Prise illégale d'intérêts (article 432-12 du Code pénal)
La prise illégale d'intérêts sanctionne le fait pour un décideur public d'avoir un intérêt dans une affaire qu'il administre.
- Prise illégale d'intérêts
- Délit pénal réprimé par l'article 432-12 du Code pénal. Sanctionne le fait, par une personne dépositaire de l'autorité publique, de prendre, recevoir ou conserver un intérêt dans une affaire dont elle a la charge d'assurer la surveillance, l'administration ou le contrôle.

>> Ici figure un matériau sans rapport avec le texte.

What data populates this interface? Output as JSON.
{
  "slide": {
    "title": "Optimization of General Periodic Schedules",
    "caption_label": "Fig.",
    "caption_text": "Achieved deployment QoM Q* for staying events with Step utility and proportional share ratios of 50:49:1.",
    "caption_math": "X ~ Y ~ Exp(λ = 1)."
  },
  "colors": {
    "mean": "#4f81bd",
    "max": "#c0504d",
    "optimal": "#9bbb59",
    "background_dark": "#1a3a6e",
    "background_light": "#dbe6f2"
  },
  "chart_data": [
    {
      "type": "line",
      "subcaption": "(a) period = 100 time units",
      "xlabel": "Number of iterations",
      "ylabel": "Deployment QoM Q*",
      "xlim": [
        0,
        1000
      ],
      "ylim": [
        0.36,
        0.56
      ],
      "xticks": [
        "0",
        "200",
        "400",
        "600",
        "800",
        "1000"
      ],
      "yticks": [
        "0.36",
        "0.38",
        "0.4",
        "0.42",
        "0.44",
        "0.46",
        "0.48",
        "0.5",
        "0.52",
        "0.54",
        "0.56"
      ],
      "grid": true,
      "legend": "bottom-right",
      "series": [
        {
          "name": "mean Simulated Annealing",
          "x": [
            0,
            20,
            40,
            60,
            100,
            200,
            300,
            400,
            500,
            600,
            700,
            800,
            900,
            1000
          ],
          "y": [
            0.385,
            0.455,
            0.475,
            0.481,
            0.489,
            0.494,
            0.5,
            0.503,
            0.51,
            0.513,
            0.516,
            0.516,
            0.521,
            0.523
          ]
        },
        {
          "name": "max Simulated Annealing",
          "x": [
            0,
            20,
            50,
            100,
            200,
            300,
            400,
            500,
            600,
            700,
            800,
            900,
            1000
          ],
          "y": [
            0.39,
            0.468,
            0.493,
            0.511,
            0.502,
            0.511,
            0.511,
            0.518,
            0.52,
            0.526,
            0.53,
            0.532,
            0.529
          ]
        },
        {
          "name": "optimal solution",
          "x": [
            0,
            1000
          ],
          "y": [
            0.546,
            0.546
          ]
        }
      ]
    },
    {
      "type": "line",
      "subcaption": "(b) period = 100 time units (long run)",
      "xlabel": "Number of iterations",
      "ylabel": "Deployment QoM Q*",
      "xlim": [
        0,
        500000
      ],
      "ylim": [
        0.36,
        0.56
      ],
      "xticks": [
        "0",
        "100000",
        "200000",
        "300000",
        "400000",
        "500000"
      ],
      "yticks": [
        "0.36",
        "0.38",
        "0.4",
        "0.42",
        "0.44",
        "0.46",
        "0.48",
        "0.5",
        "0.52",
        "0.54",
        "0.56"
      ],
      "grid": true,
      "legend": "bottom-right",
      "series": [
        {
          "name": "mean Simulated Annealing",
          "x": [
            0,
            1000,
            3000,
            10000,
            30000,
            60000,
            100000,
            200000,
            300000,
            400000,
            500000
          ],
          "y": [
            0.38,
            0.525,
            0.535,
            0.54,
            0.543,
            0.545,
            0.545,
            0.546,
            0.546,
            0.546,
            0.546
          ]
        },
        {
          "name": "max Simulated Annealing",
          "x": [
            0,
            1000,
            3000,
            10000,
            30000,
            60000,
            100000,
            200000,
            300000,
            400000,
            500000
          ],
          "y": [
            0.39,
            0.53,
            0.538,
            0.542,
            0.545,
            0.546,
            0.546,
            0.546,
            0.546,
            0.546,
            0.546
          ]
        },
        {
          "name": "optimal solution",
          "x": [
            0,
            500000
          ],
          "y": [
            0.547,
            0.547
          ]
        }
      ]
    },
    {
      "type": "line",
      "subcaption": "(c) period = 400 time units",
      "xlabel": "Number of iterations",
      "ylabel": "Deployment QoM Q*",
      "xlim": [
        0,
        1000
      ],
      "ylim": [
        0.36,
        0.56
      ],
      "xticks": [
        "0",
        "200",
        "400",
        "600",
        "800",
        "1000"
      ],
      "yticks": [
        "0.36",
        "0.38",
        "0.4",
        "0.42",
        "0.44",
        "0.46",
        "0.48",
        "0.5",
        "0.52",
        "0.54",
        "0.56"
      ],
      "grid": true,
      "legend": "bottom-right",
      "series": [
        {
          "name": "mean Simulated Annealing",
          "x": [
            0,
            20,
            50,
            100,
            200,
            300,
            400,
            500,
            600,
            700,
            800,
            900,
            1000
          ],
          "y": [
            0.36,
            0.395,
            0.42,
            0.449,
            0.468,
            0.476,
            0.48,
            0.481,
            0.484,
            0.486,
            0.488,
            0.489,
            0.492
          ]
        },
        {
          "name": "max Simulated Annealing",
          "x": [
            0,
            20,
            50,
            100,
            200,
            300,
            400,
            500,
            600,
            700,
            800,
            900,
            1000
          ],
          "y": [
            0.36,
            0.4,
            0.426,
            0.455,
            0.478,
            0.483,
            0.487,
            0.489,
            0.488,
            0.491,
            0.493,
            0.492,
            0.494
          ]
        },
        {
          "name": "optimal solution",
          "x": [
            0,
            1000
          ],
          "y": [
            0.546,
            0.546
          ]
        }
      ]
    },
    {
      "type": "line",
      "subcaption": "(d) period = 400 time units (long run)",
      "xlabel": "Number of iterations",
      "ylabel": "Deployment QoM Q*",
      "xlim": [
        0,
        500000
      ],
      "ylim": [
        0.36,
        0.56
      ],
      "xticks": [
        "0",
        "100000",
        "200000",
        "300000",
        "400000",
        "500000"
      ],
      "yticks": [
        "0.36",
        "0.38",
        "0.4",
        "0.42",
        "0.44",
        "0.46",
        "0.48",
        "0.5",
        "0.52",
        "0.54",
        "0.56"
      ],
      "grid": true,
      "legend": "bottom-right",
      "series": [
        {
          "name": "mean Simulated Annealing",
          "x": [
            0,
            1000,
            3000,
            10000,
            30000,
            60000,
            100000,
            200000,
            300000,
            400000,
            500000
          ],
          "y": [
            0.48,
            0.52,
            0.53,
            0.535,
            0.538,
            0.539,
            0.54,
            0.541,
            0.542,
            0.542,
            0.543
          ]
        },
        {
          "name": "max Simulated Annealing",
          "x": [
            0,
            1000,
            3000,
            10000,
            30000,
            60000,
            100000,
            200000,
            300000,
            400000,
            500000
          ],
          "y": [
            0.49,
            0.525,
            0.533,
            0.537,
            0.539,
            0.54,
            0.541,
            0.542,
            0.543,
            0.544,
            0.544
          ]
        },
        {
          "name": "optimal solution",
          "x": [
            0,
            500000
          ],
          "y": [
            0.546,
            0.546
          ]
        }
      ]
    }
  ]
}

Peines encourues : 5 ans d'emprisonnement, 500 000 € d'amende, inéligibilité jusqu'à 10 ans. La loi du 21 mars 2022 a clarifié la notion d'«intérêt» : il doit être de nature à compromettre l'impartialité de la personne, et non pas tout intérêt théorique.
Trois éléments constitutifs
- Qualité de décideur public : maire, adjoint, DGS, agent ayant pouvoir de décision sur l'affaire.
- Mission de surveillance, administration ou contrôle de l'affaire en cause.
- Intérêt de nature à compromettre l'impartialité : participation au capital, lien familial, relation contractuelle antérieure.
Articulation avec le favoritisme
432-12 (prise illégale) sanctionne le fait d'avoir un intérêt. 432-14 (favoritisme) sanctionne le fait de procurer un avantage à autrui. Les deux peuvent se cumuler dans une même affaire de marché public, avec sanctions distinctes.